When investing in public equities, the Company will seek to select companies with a dominant market share or strong growth potential in their respective segments. No restrictions will be placed on the size of public companies in which the Company may make an investment. The Directors intend to make investments in companies or businesses with attractive valuation, growth potential, with competent and motivated management, which enjoy brand recognition, have scalable business models, have strong relationships with customers and have in place transparent accounting policies.
Realisation of Returns
The Directors will, when appropriate, consider how best to realise value for Shareholders whether through a trade sale, flotation or secondary refinancing of the investee companies. The proposed exit route will form a key consideration of the initial investment analysis.
The Company expects to derive returns on investments principally through long-term capital gains and/or the payment of dividends by investees. The primary ways in which the Company expects to realise these returns include: (a) the sale or merger of a company; (b) the sale of securities of a company by means of public or private offerings; and (c) the disposal of public equity investments through the stock exchanges on which they are listed.

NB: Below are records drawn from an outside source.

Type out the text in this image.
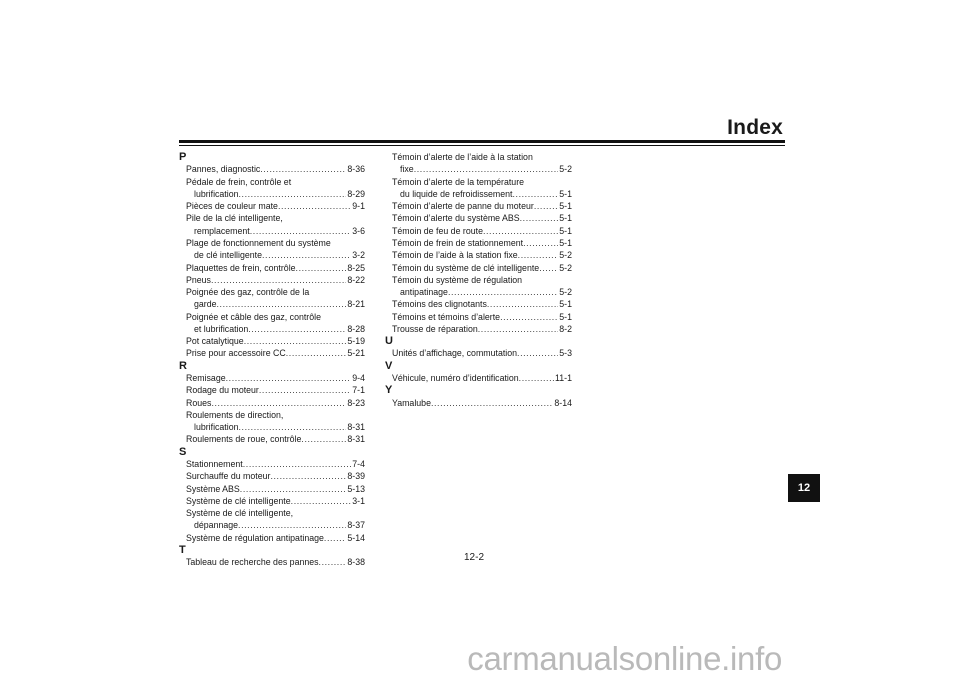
Index
P
Pannes, diagnostic .....	8-36
Pédale de frein, contrôle et
lubrification .....	8-29
Pièces de couleur mate .....	9-1
Pile de la clé intelligente,
remplacement .....	3-6
Plage de fonctionnement du système
de clé intelligente .....	3-2
Plaquettes de frein, contrôle .....	8-25
Pneus .....	8-22
Poignée des gaz, contrôle de la
garde .....	8-21
Poignée et câble des gaz, contrôle
et lubrification .....	8-28
Pot catalytique .....	5-19
Prise pour accessoire CC .....	5-21
R
Remisage .....	9-4
Rodage du moteur .....	7-1
Roues .....	8-23
Roulements de direction,
lubrification .....	8-31
Roulements de roue, contrôle .....	8-31
S
Stationnement .....	7-4
Surchauffe du moteur .....	8-39
Système ABS .....	5-13
Système de clé intelligente .....	3-1
Système de clé intelligente,
dépannage .....	8-37
Système de régulation antipatinage .....	5-14
T
Tableau de recherche des pannes .....	8-38
Témoin d’alerte de l’aide à la station
fixe .....	5-2
Témoin d’alerte de la température
du liquide de refroidissement .....	5-1
Témoin d’alerte de panne du moteur .....	5-1
Témoin d’alerte du système ABS .....	5-1
Témoin de feu de route .....	5-1
Témoin de frein de stationnement .....	5-1
Témoin de l’aide à la station fixe .....	5-2
Témoin du système de clé intelligente ..... 5-2
Témoin du système de régulation
antipatinage .....	5-2
Témoins des clignotants .....	5-1
Témoins et témoins d’alerte .....	5-1
Trousse de réparation .....	8-2
U
Unités d’affichage, commutation .....	5-3
V
Véhicule, numéro d’identification .....	11-1
Y
Yamalube .....	8-14
12
12-2
carmanualsonline.info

For private investee companies the Company believes that its typical investment holding period should provide sufficient time for investee companies to adequately benefit from the capital and operational improvements resulting from the Company's investment. The targeted holding period shall be reviewed on a regular basis by the Company, but it is expected that this will typically be between two to four years. For public equities the Company's objective is to maximise capital appreciation. Following the acquisition, the Company will continue to conduct extensive research and monitoring of the investment. Importance will be placed on the timing of any disposal which will follow a thorough review of market conditions and those reports and sources that are available to investors. Should the Company consider that the capital appreciation of a particular public equity investment has reached its peak or is likely to or has begun to decline, then the Company will consider the sale of that investment.